Closed nweber closed 8 years ago
being tracked in issue #418
I've not used it in anger but https://github.com/incrediblesound/xml-to-js/blob/master/xml-parse.js is a lot smaller and minifies down to less than 2k?
@chris-heathwood-piksel xml-parse.js is not my first choice for dash.js, it uses regexp to parse the XML. @AkamaiDASH is this issue to speed up parsing or to reduce the size of the player?
@kirkshoop I merged the two tickets because I though the scope of the reduing size would cover this but now that I look at it again I think I will reopen to track this and cross reference the two tickets!
If I may, I would like to propose this one, which is 9.6Kb, but is commented, much more easy too use, less complex than the current one and allow the TTML parser to correctly parse inline span elements: https://github.com/henrikingo/xml2json
Let me explain.
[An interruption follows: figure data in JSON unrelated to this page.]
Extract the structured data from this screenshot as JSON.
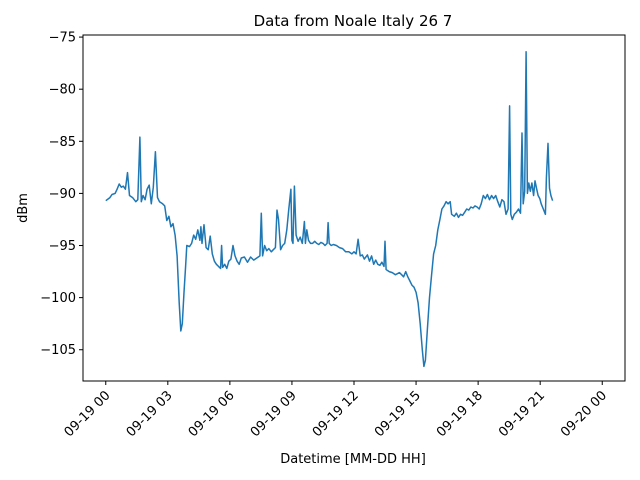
{
  "chart_data": {
    "type": "line",
    "title": "Data from Noale Italy 26 7",
    "xlabel": "Datetime [MM-DD HH]",
    "ylabel": "dBm",
    "x_ticks": [
      "09-19 00",
      "09-19 03",
      "09-19 06",
      "09-19 09",
      "09-19 12",
      "09-19 15",
      "09-19 18",
      "09-19 21",
      "09-20 00"
    ],
    "y_ticks": [
      -75,
      -80,
      -85,
      -90,
      -95,
      -100,
      -105
    ],
    "xlim_hours": [
      -1.1,
      25.1
    ],
    "ylim": [
      -108,
      -74.8
    ],
    "grid": false,
    "series": [
      {
        "color": "#1f77b4",
        "points": [
          [
            0.0,
            -90.7
          ],
          [
            0.2,
            -90.4
          ],
          [
            0.3,
            -90.1
          ],
          [
            0.45,
            -90.0
          ],
          [
            0.55,
            -89.6
          ],
          [
            0.65,
            -89.1
          ],
          [
            0.75,
            -89.4
          ],
          [
            0.85,
            -89.3
          ],
          [
            0.95,
            -89.6
          ],
          [
            1.05,
            -88.0
          ],
          [
            1.15,
            -90.2
          ],
          [
            1.3,
            -90.4
          ],
          [
            1.45,
            -90.8
          ],
          [
            1.55,
            -90.6
          ],
          [
            1.65,
            -84.6
          ],
          [
            1.72,
            -90.8
          ],
          [
            1.8,
            -90.2
          ],
          [
            1.9,
            -90.6
          ],
          [
            2.0,
            -89.6
          ],
          [
            2.1,
            -89.2
          ],
          [
            2.2,
            -91.0
          ],
          [
            2.3,
            -89.4
          ],
          [
            2.4,
            -86.0
          ],
          [
            2.5,
            -90.4
          ],
          [
            2.6,
            -90.8
          ],
          [
            2.75,
            -91.0
          ],
          [
            2.85,
            -91.2
          ],
          [
            2.95,
            -92.6
          ],
          [
            3.05,
            -92.2
          ],
          [
            3.15,
            -93.2
          ],
          [
            3.25,
            -92.9
          ],
          [
            3.35,
            -94.0
          ],
          [
            3.45,
            -96.0
          ],
          [
            3.55,
            -100.5
          ],
          [
            3.63,
            -103.2
          ],
          [
            3.7,
            -102.5
          ],
          [
            3.78,
            -99.5
          ],
          [
            3.86,
            -97.0
          ],
          [
            3.92,
            -95.0
          ],
          [
            4.05,
            -95.1
          ],
          [
            4.15,
            -94.8
          ],
          [
            4.25,
            -94.0
          ],
          [
            4.35,
            -94.4
          ],
          [
            4.45,
            -93.5
          ],
          [
            4.55,
            -94.5
          ],
          [
            4.6,
            -93.2
          ],
          [
            4.65,
            -94.8
          ],
          [
            4.75,
            -93.0
          ],
          [
            4.85,
            -95.2
          ],
          [
            4.95,
            -95.4
          ],
          [
            5.05,
            -94.1
          ],
          [
            5.15,
            -95.8
          ],
          [
            5.25,
            -96.5
          ],
          [
            5.35,
            -96.8
          ],
          [
            5.45,
            -97.0
          ],
          [
            5.55,
            -97.2
          ],
          [
            5.6,
            -95.0
          ],
          [
            5.65,
            -97.1
          ],
          [
            5.75,
            -96.8
          ],
          [
            5.85,
            -97.2
          ],
          [
            5.95,
            -96.5
          ],
          [
            6.05,
            -96.3
          ],
          [
            6.15,
            -95.0
          ],
          [
            6.25,
            -96.0
          ],
          [
            6.35,
            -96.5
          ],
          [
            6.45,
            -96.8
          ],
          [
            6.55,
            -96.2
          ],
          [
            6.7,
            -96.1
          ],
          [
            6.85,
            -96.6
          ],
          [
            7.0,
            -96.1
          ],
          [
            7.15,
            -96.4
          ],
          [
            7.3,
            -96.2
          ],
          [
            7.45,
            -96.0
          ],
          [
            7.52,
            -91.9
          ],
          [
            7.58,
            -96.0
          ],
          [
            7.68,
            -95.0
          ],
          [
            7.78,
            -95.5
          ],
          [
            7.88,
            -95.3
          ],
          [
            8.0,
            -95.6
          ],
          [
            8.1,
            -95.4
          ],
          [
            8.2,
            -95.2
          ],
          [
            8.28,
            -91.6
          ],
          [
            8.35,
            -92.5
          ],
          [
            8.45,
            -95.4
          ],
          [
            8.55,
            -95.0
          ],
          [
            8.65,
            -94.8
          ],
          [
            8.75,
            -93.5
          ],
          [
            8.85,
            -91.5
          ],
          [
            8.95,
            -89.6
          ],
          [
            9.0,
            -94.5
          ],
          [
            9.05,
            -94.8
          ],
          [
            9.12,
            -89.3
          ],
          [
            9.2,
            -94.0
          ],
          [
            9.3,
            -94.6
          ],
          [
            9.4,
            -94.2
          ],
          [
            9.5,
            -94.8
          ],
          [
            9.6,
            -92.7
          ],
          [
            9.65,
            -94.8
          ],
          [
            9.72,
            -93.5
          ],
          [
            9.8,
            -94.5
          ],
          [
            9.9,
            -94.8
          ],
          [
            10.0,
            -94.8
          ],
          [
            10.1,
            -94.6
          ],
          [
            10.2,
            -94.8
          ],
          [
            10.3,
            -94.9
          ],
          [
            10.4,
            -94.7
          ],
          [
            10.5,
            -94.8
          ],
          [
            10.6,
            -95.0
          ],
          [
            10.7,
            -94.8
          ],
          [
            10.75,
            -92.8
          ],
          [
            10.8,
            -94.8
          ],
          [
            10.9,
            -95.0
          ],
          [
            11.0,
            -94.9
          ],
          [
            11.15,
            -95.0
          ],
          [
            11.3,
            -95.2
          ],
          [
            11.45,
            -95.3
          ],
          [
            11.6,
            -95.6
          ],
          [
            11.75,
            -95.6
          ],
          [
            11.9,
            -95.8
          ],
          [
            12.0,
            -95.6
          ],
          [
            12.1,
            -95.8
          ],
          [
            12.2,
            -94.4
          ],
          [
            12.3,
            -96.0
          ],
          [
            12.4,
            -95.9
          ],
          [
            12.5,
            -96.3
          ],
          [
            12.65,
            -95.9
          ],
          [
            12.75,
            -96.5
          ],
          [
            12.85,
            -96.0
          ],
          [
            12.95,
            -96.8
          ],
          [
            13.05,
            -96.4
          ],
          [
            13.15,
            -96.8
          ],
          [
            13.25,
            -96.9
          ],
          [
            13.35,
            -96.6
          ],
          [
            13.45,
            -97.0
          ],
          [
            13.5,
            -94.6
          ],
          [
            13.55,
            -97.3
          ],
          [
            13.7,
            -97.5
          ],
          [
            13.85,
            -97.6
          ],
          [
            14.0,
            -97.8
          ],
          [
            14.1,
            -97.7
          ],
          [
            14.2,
            -97.6
          ],
          [
            14.3,
            -97.8
          ],
          [
            14.4,
            -98.0
          ],
          [
            14.5,
            -97.5
          ],
          [
            14.6,
            -98.0
          ],
          [
            14.7,
            -98.4
          ],
          [
            14.8,
            -98.8
          ],
          [
            14.9,
            -99.0
          ],
          [
            15.0,
            -99.5
          ],
          [
            15.1,
            -100.5
          ],
          [
            15.2,
            -102.5
          ],
          [
            15.3,
            -105.0
          ],
          [
            15.38,
            -106.6
          ],
          [
            15.45,
            -106.0
          ],
          [
            15.55,
            -103.0
          ],
          [
            15.65,
            -100.0
          ],
          [
            15.75,
            -97.8
          ],
          [
            15.85,
            -95.8
          ],
          [
            15.95,
            -95.0
          ],
          [
            16.05,
            -93.5
          ],
          [
            16.15,
            -92.5
          ],
          [
            16.25,
            -91.5
          ],
          [
            16.35,
            -91.2
          ],
          [
            16.45,
            -90.8
          ],
          [
            16.55,
            -91.0
          ],
          [
            16.65,
            -90.8
          ],
          [
            16.72,
            -92.0
          ],
          [
            16.85,
            -92.2
          ],
          [
            16.95,
            -91.9
          ],
          [
            17.05,
            -92.3
          ],
          [
            17.15,
            -92.0
          ],
          [
            17.25,
            -92.1
          ],
          [
            17.35,
            -91.8
          ],
          [
            17.45,
            -91.5
          ],
          [
            17.55,
            -91.6
          ],
          [
            17.65,
            -91.3
          ],
          [
            17.75,
            -91.4
          ],
          [
            17.85,
            -91.2
          ],
          [
            17.95,
            -91.3
          ],
          [
            18.05,
            -91.5
          ],
          [
            18.15,
            -91.0
          ],
          [
            18.25,
            -90.2
          ],
          [
            18.35,
            -90.5
          ],
          [
            18.45,
            -90.1
          ],
          [
            18.55,
            -90.6
          ],
          [
            18.65,
            -90.2
          ],
          [
            18.75,
            -90.5
          ],
          [
            18.85,
            -90.2
          ],
          [
            18.95,
            -90.8
          ],
          [
            19.05,
            -91.3
          ],
          [
            19.15,
            -90.6
          ],
          [
            19.25,
            -90.8
          ],
          [
            19.35,
            -92.0
          ],
          [
            19.45,
            -91.5
          ],
          [
            19.52,
            -81.6
          ],
          [
            19.58,
            -92.0
          ],
          [
            19.65,
            -92.5
          ],
          [
            19.75,
            -92.0
          ],
          [
            19.85,
            -91.8
          ],
          [
            19.95,
            -91.5
          ],
          [
            20.05,
            -91.9
          ],
          [
            20.12,
            -84.2
          ],
          [
            20.18,
            -91.0
          ],
          [
            20.25,
            -89.8
          ],
          [
            20.32,
            -76.4
          ],
          [
            20.38,
            -90.0
          ],
          [
            20.45,
            -89.0
          ],
          [
            20.52,
            -89.8
          ],
          [
            20.6,
            -89.0
          ],
          [
            20.68,
            -90.2
          ],
          [
            20.75,
            -88.8
          ],
          [
            20.82,
            -89.5
          ],
          [
            20.9,
            -90.2
          ],
          [
            20.98,
            -90.5
          ],
          [
            21.05,
            -91.0
          ],
          [
            21.15,
            -91.5
          ],
          [
            21.25,
            -92.0
          ],
          [
            21.3,
            -88.5
          ],
          [
            21.38,
            -85.2
          ],
          [
            21.45,
            -89.5
          ],
          [
            21.52,
            -90.2
          ],
          [
            21.6,
            -90.7
          ]
        ]
      }
    ]
  }
}
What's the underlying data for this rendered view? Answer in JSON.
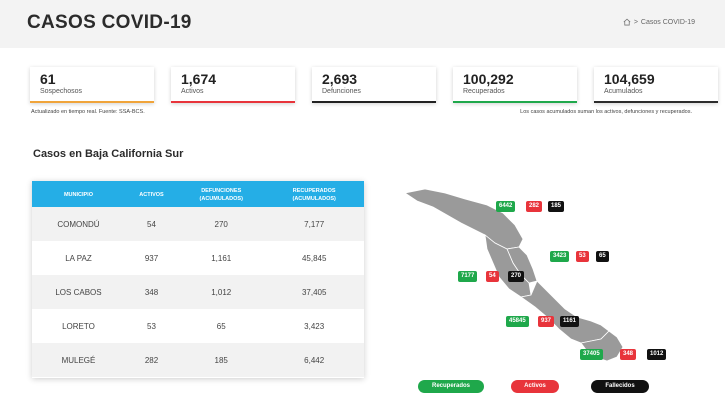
{
  "header": {
    "title": "CASOS COVID-19",
    "breadcrumb_current": "Casos COVID-19",
    "breadcrumb_sep": ">"
  },
  "stats": [
    {
      "value": "61",
      "label": "Sospechosos",
      "color": "#f0a43a"
    },
    {
      "value": "1,674",
      "label": "Activos",
      "color": "#e8343b"
    },
    {
      "value": "2,693",
      "label": "Defunciones",
      "color": "#222222"
    },
    {
      "value": "100,292",
      "label": "Recuperados",
      "color": "#1fa84b"
    },
    {
      "value": "104,659",
      "label": "Acumulados",
      "color": "#2c2c2c"
    }
  ],
  "notes": {
    "left": "Actualizado en tiempo real. Fuente: SSA-BCS.",
    "right": "Los casos acumulados suman los activos, defunciones y recuperados."
  },
  "section_title": "Casos en Baja California Sur",
  "table": {
    "headers": [
      "MUNICIPIO",
      "ACTIVOS",
      "DEFUNCIONES\n(ACUMULADOS)",
      "RECUPERADOS\n(ACUMULADOS)"
    ],
    "rows": [
      [
        "COMONDÚ",
        "54",
        "270",
        "7,177"
      ],
      [
        "LA PAZ",
        "937",
        "1,161",
        "45,845"
      ],
      [
        "LOS CABOS",
        "348",
        "1,012",
        "37,405"
      ],
      [
        "LORETO",
        "53",
        "65",
        "3,423"
      ],
      [
        "MULEGÉ",
        "282",
        "185",
        "6,442"
      ]
    ]
  },
  "map_labels": [
    {
      "municipio": "Mulegé",
      "recuperados": "6442",
      "activos": "282",
      "fallecidos": "185"
    },
    {
      "municipio": "Loreto",
      "recuperados": "3423",
      "activos": "53",
      "fallecidos": "65"
    },
    {
      "municipio": "Comondú",
      "recuperados": "7177",
      "activos": "54",
      "fallecidos": "270"
    },
    {
      "municipio": "La Paz",
      "recuperados": "45845",
      "activos": "937",
      "fallecidos": "1161"
    },
    {
      "municipio": "Los Cabos",
      "recuperados": "37405",
      "activos": "348",
      "fallecidos": "1012"
    }
  ],
  "legend": [
    {
      "label": "Recuperados",
      "color": "#1fa84b"
    },
    {
      "label": "Activos",
      "color": "#e8343b"
    },
    {
      "label": "Fallecidos",
      "color": "#111111"
    }
  ],
  "icons": {
    "breadcrumb_home": "home-icon"
  }
}
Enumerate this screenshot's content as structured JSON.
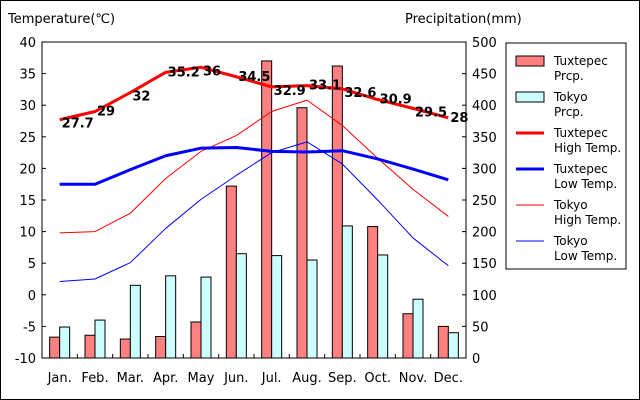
{
  "chart_data": {
    "type": "bar+line",
    "left_axis_title": "Temperature(℃)",
    "right_axis_title": "Precipitation(mm)",
    "left_axis": {
      "min": -10,
      "max": 40,
      "step": 5
    },
    "right_axis": {
      "min": 0,
      "max": 500,
      "step": 50
    },
    "categories": [
      "Jan.",
      "Feb.",
      "Mar.",
      "Apr.",
      "May",
      "Jun.",
      "Jul.",
      "Aug.",
      "Sep.",
      "Oct.",
      "Nov.",
      "Dec."
    ],
    "bar_series": [
      {
        "name": "Tuxtepec Prcp.",
        "color": "#ff8080",
        "values": [
          33,
          36,
          30,
          34,
          57,
          272,
          470,
          396,
          462,
          208,
          70,
          50
        ]
      },
      {
        "name": "Tokyo Prcp.",
        "color": "#ccffff",
        "values": [
          49,
          60,
          115,
          130,
          128,
          165,
          162,
          155,
          209,
          163,
          93,
          40
        ]
      }
    ],
    "line_series": [
      {
        "name": "Tuxtepec High Temp.",
        "color": "#ff0000",
        "width": 3,
        "values": [
          27.7,
          29,
          32,
          35.2,
          36,
          34.5,
          32.9,
          33.1,
          32.6,
          30.9,
          29.5,
          28
        ],
        "labels": [
          "27.7",
          "29",
          "32",
          "35.2",
          "36",
          "34.5",
          "32.9",
          "33.1",
          "32.6",
          "30.9",
          "29.5",
          "28"
        ]
      },
      {
        "name": "Tuxtepec Low Temp.",
        "color": "#0000ff",
        "width": 3,
        "values": [
          17.5,
          17.5,
          19.8,
          22,
          23.2,
          23.3,
          22.7,
          22.6,
          22.8,
          21.5,
          19.9,
          18.2
        ]
      },
      {
        "name": "Tokyo High Temp.",
        "color": "#ff0000",
        "width": 1,
        "values": [
          9.8,
          10,
          12.9,
          18.4,
          22.7,
          25.2,
          29,
          30.8,
          26.8,
          21.6,
          16.7,
          12.4
        ]
      },
      {
        "name": "Tokyo Low Temp.",
        "color": "#0000ff",
        "width": 1,
        "values": [
          2.1,
          2.5,
          5.1,
          10.5,
          15.1,
          18.9,
          22.5,
          24.2,
          20.7,
          15,
          9,
          4.6
        ]
      }
    ],
    "legend": {
      "placement": "right",
      "entries": [
        {
          "line1": "Tuxtepec",
          "line2": "Prcp."
        },
        {
          "line1": "Tokyo",
          "line2": "Prcp."
        },
        {
          "line1": "Tuxtepec",
          "line2": "High Temp."
        },
        {
          "line1": "Tuxtepec",
          "line2": "Low Temp."
        },
        {
          "line1": "Tokyo",
          "line2": "High Temp."
        },
        {
          "line1": "Tokyo",
          "line2": "Low Temp."
        }
      ]
    },
    "grid": false
  }
}
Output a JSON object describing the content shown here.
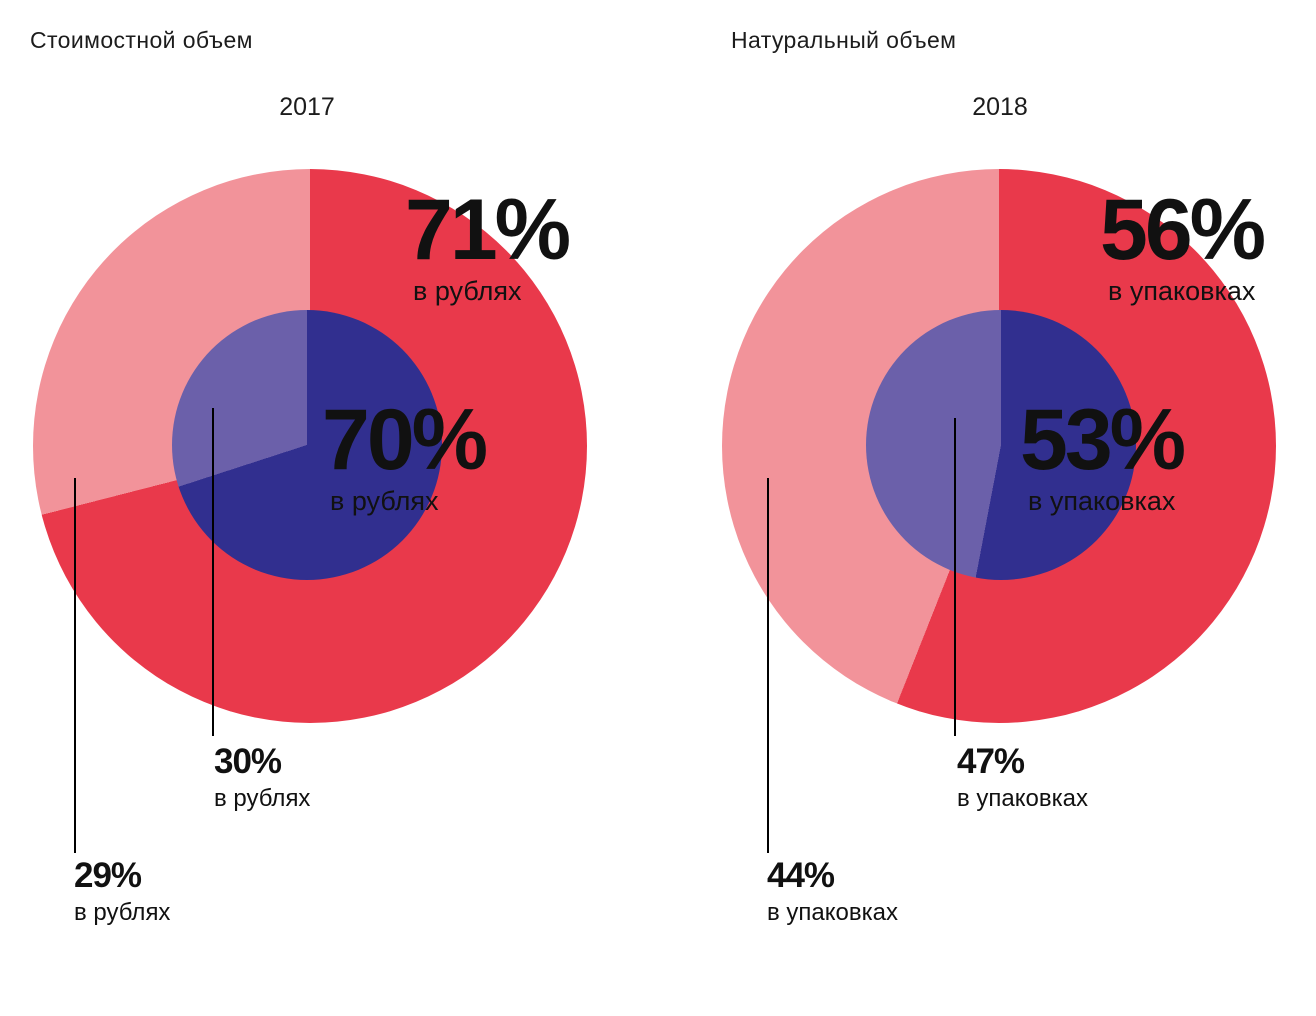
{
  "page": {
    "background": "#ffffff"
  },
  "chart_data": [
    {
      "type": "pie",
      "title": "Стоимостной объем",
      "year": "2017",
      "legend": "none",
      "rings": [
        {
          "name": "outer",
          "unit": "в рублях",
          "segments": [
            {
              "value": 71,
              "label": "71%",
              "color": "#e9394b"
            },
            {
              "value": 29,
              "label": "29%",
              "color": "#f2939a"
            }
          ]
        },
        {
          "name": "inner",
          "unit": "в рублях",
          "segments": [
            {
              "value": 70,
              "label": "70%",
              "color": "#312f8f"
            },
            {
              "value": 30,
              "label": "30%",
              "color": "#6b60aa"
            }
          ]
        }
      ]
    },
    {
      "type": "pie",
      "title": "Натуральный объем",
      "year": "2018",
      "legend": "none",
      "rings": [
        {
          "name": "outer",
          "unit": "в упаковках",
          "segments": [
            {
              "value": 56,
              "label": "56%",
              "color": "#e9394b"
            },
            {
              "value": 44,
              "label": "44%",
              "color": "#f2939a"
            }
          ]
        },
        {
          "name": "inner",
          "unit": "в упаковках",
          "segments": [
            {
              "value": 53,
              "label": "53%",
              "color": "#312f8f"
            },
            {
              "value": 47,
              "label": "47%",
              "color": "#6b60aa"
            }
          ]
        }
      ]
    }
  ]
}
Currently in the TTML Parser, the subtitle can only be parsed completely if it is a simple
<p> .. </p>
or a simple
<p><span> .. </span></p>
and then working only for the following json structure:
p_asArray{
__text: "hello world"
other attributes
}
Or:
p_asArray{
__text: undefined
other attributes
span_asArray{
__text: "hello world"
other attributes
}
}
However if you have a span plus something outside of it in the paragraph, or several span, it will be impossible to get to know how interleave the texts:
For the following subtitle:
<p style="defaultStyle" end="00:00:10.000" begin="00:00:00.000" region="defaultRegion" xml:id="sub1" >Hello, <span style="defaultStyle" > I am a </span> EBU-TT-D <span style="defaultStyle" >subtitle </span> 1</p>
So as you can see, no way to correctly interleave the parts together.
The parser I propose is giving the following result:
"body": {
"p@style":"defaultStyle",
"p@end":"00:00:10.000",
"p@begin":"00:00:00.000",
"p@region":"defaultRegion",
"p@xml:id":"sub1",
"p":[
"Hello, ",
{
"span@style":"defaultStyle",
"span":" I am a "
},
" EBU-TT-D ",
{
"span@style":"defaultStyle",
"span":"subtitle "
},
" 1"
]
}
Closing a lot has been changed since this issue was created.
There's two key pieces to parsing. 1) xml2json.js 2) objectiron.js
xml2json converts the xml to a json format that is easier to interact with. objectiron 'irons' and 'flattens' the various hierarchical properties as defined by the dash specification. This ends up pushing all of the inherited values down to the lowest possible level so that we don't have to go back up the chain alter.
Both of these operations are slow and need to be refactored / modified / changed to be more efficient.